1.多くの、「踊り」や「舞い」系の文化財では、後ろを向くときがある。
例えば、普段の練習風景を動画にしたとして、自宅でテレビ等でビデオを見ていても、旋回して後ろを向いているときは、画面が見えなくなるため、その後の動き出しがずれやすくなってしまう。スマートグラス(要無線化だが)を見ながら踊りの練習が出来る様になると、後ろを向いた時にも、画面から目が外れないため、動き出しのタイミングやきっかけとなる動作などが分かりやすくなると思った。
また、後継指導者用に、指導者目線での、指導の際のポイントとなる動作の声掛けなども取り入れることが出来ることも分かった。新たな発見としては、見せるだけではなく、教材として残すことを考えた場合、指導者目線では、「”より詳細な”踊りの言語化」が必要と痛感した。今まではどちらも同じ空間に居たので、見せるだけで十分だったが、指導者と、教わる側が離れている場合、教わる側には、言語化された踊りの順序・手ほどきが必要であることが分かった。

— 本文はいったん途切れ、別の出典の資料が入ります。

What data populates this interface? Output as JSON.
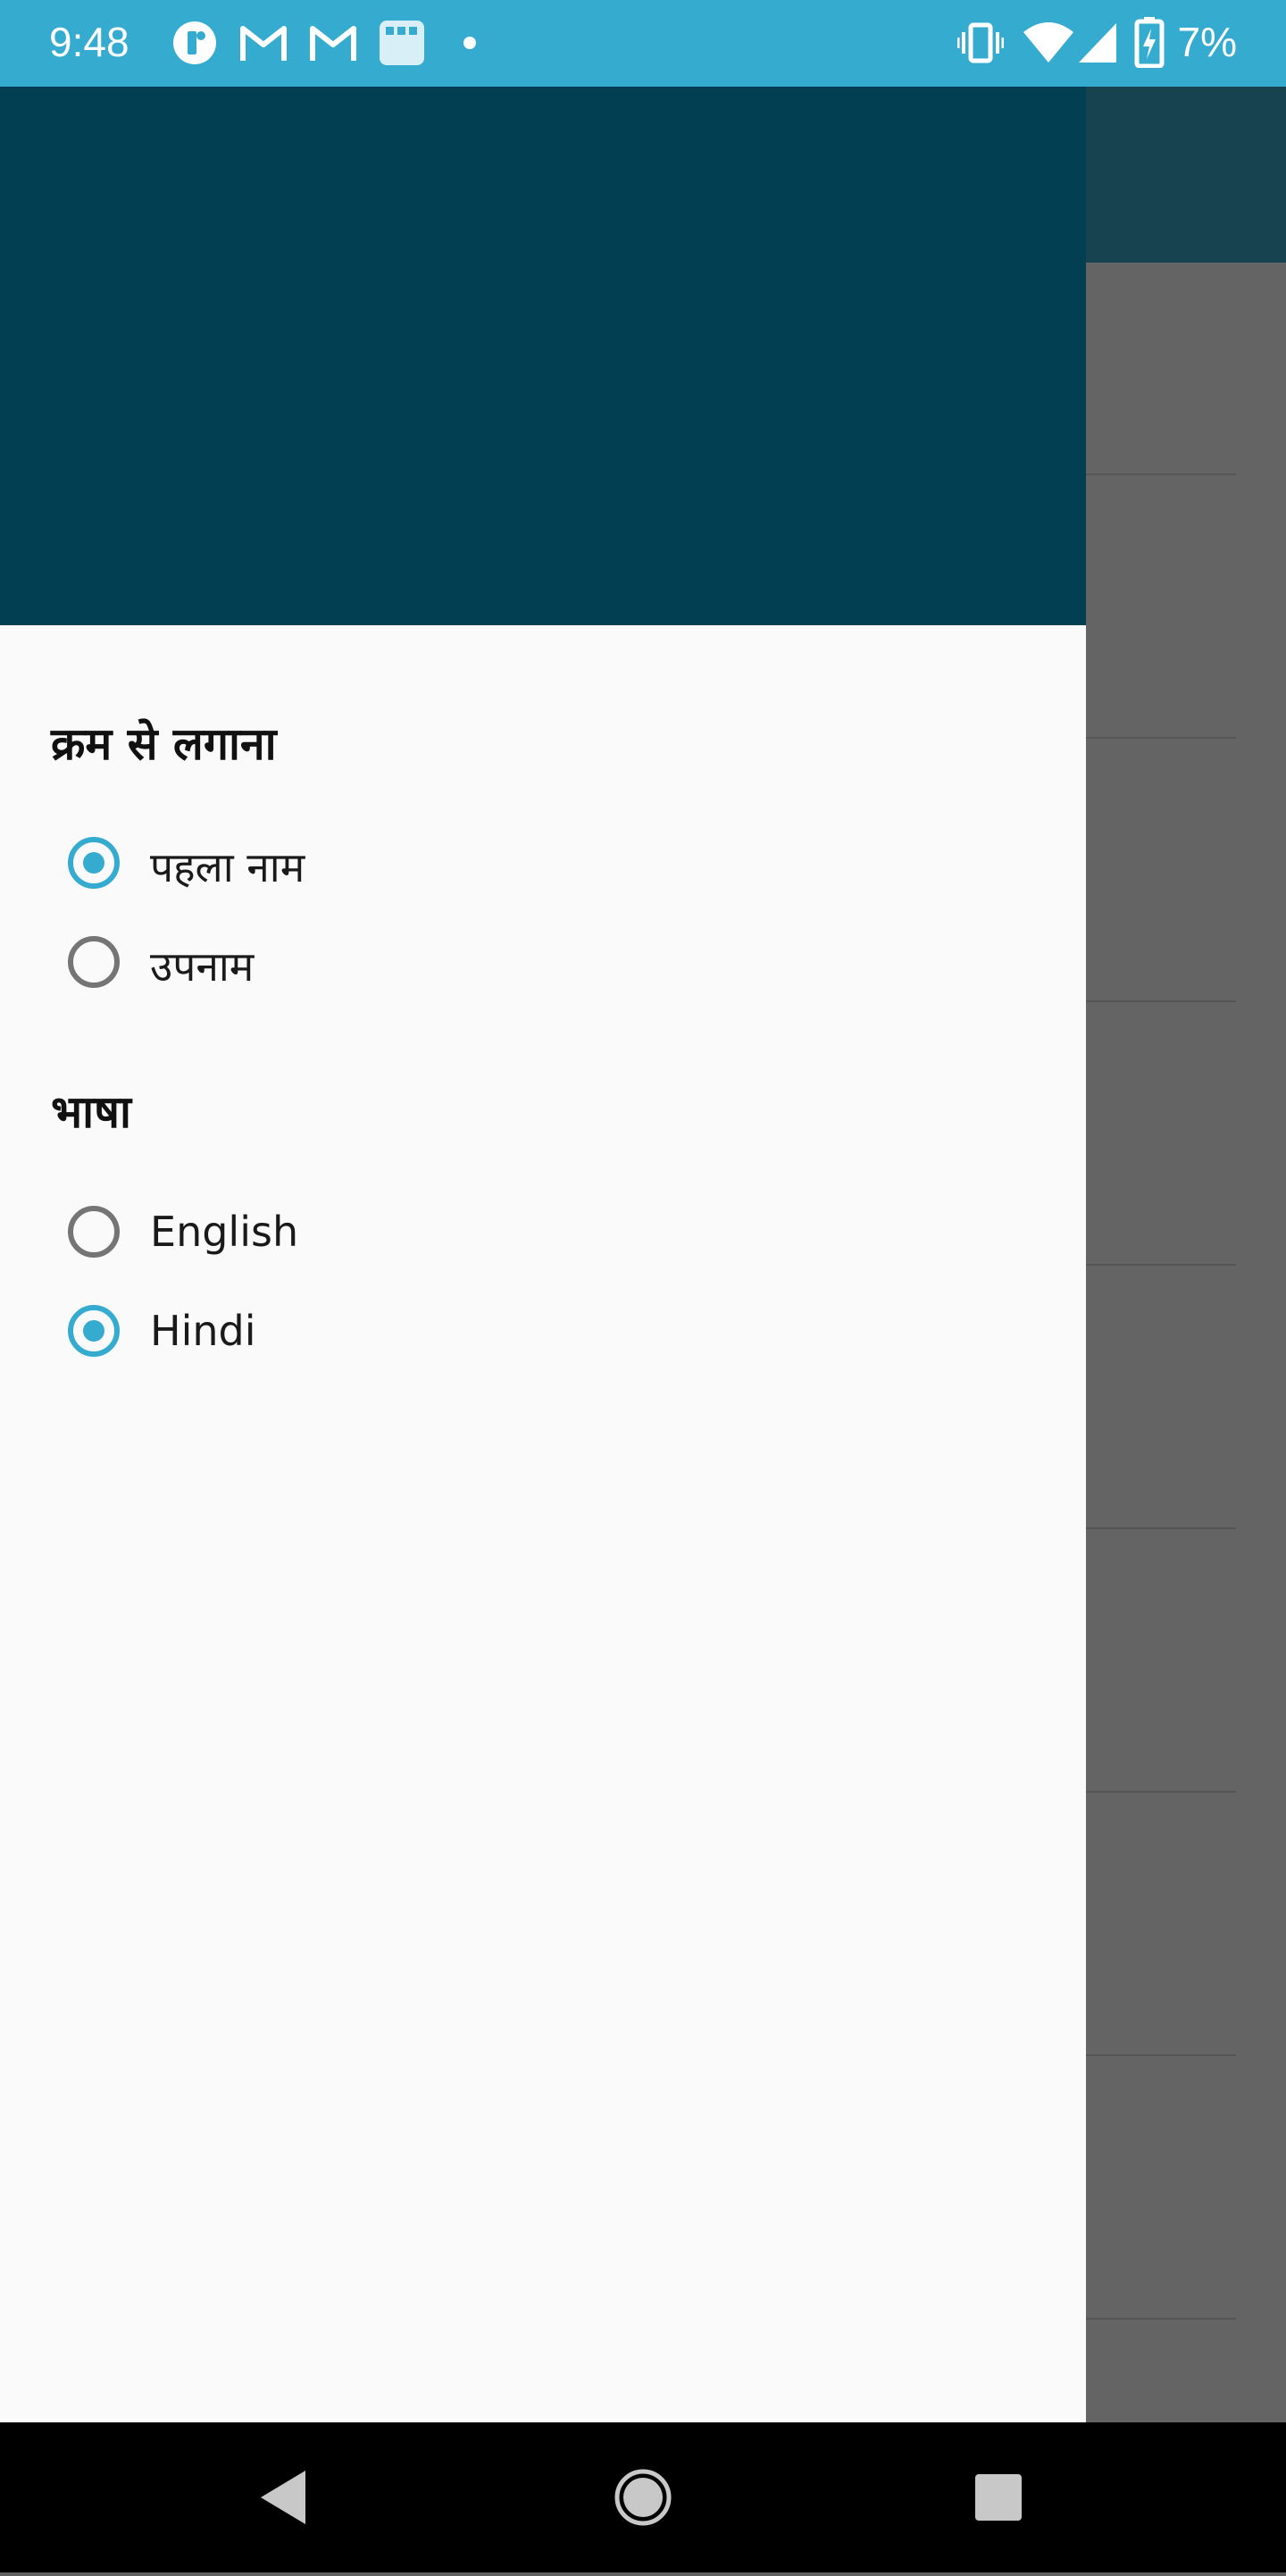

2.要無線化だが、LIVE映像を自分で確認しながら練習できる
獅子舞系で有効と思われるが、外から録画しながら、踊り手自身が、自分の動きをリアルタイムで観察しながら練習できる環境を作れると思った。通常、獅子舞系は、被り物をするため、VRゴーグルのようなゴツイ物を付けて入るスペースはないが、レノボT1のような大き目の眼鏡程度のものなら、踊り手自身が着用しながら、獅子舞の被り物を操作することが可能である。
外から録画しながら画面共有すれば、自身が踊る姿を、踊りながら確認することが出来るため、上達も早くなるのでは?と思った。
同じことが、神楽や神輿でも使えるのでは、、、?

3.街中の風景の中にお祭りを再現できるのでは?
過去に、「今いる場所」で開催されたお祭りを呼び出せたら、面白いと思った。やったり踊りでは、西光寺から香取神社までを練り歩くが、それをGPSと連動させたら、その場から見える祭りの風景が再現できると思った。
また、演者にカメラを着けさせて、演者目線の動画を再現出来るようになると、演者視点での「祭りの追体験」を、提供することが出来るようになる可能性を見つけた。街中の練り込み、神輿行脚、神輿喧嘩等を再現することが出来るようになると、より、文化財の保存にITを活用することの意義が高まると感じた。

あたラボ3期生として活動を始めた直後から4年ぶりの例祭の準備に追われ、例祭が終わった後も4年ぶりで様々な後処理に追われ、やっと今日、更新することが出来たが、この1か月で、「今後の文化財の保存にはDX化が必須」と強く感じた。今後は市内の他の文化財の協力を得ながら12月までに上述した内容に加えて、様々な可能性の検証を続けていきたい。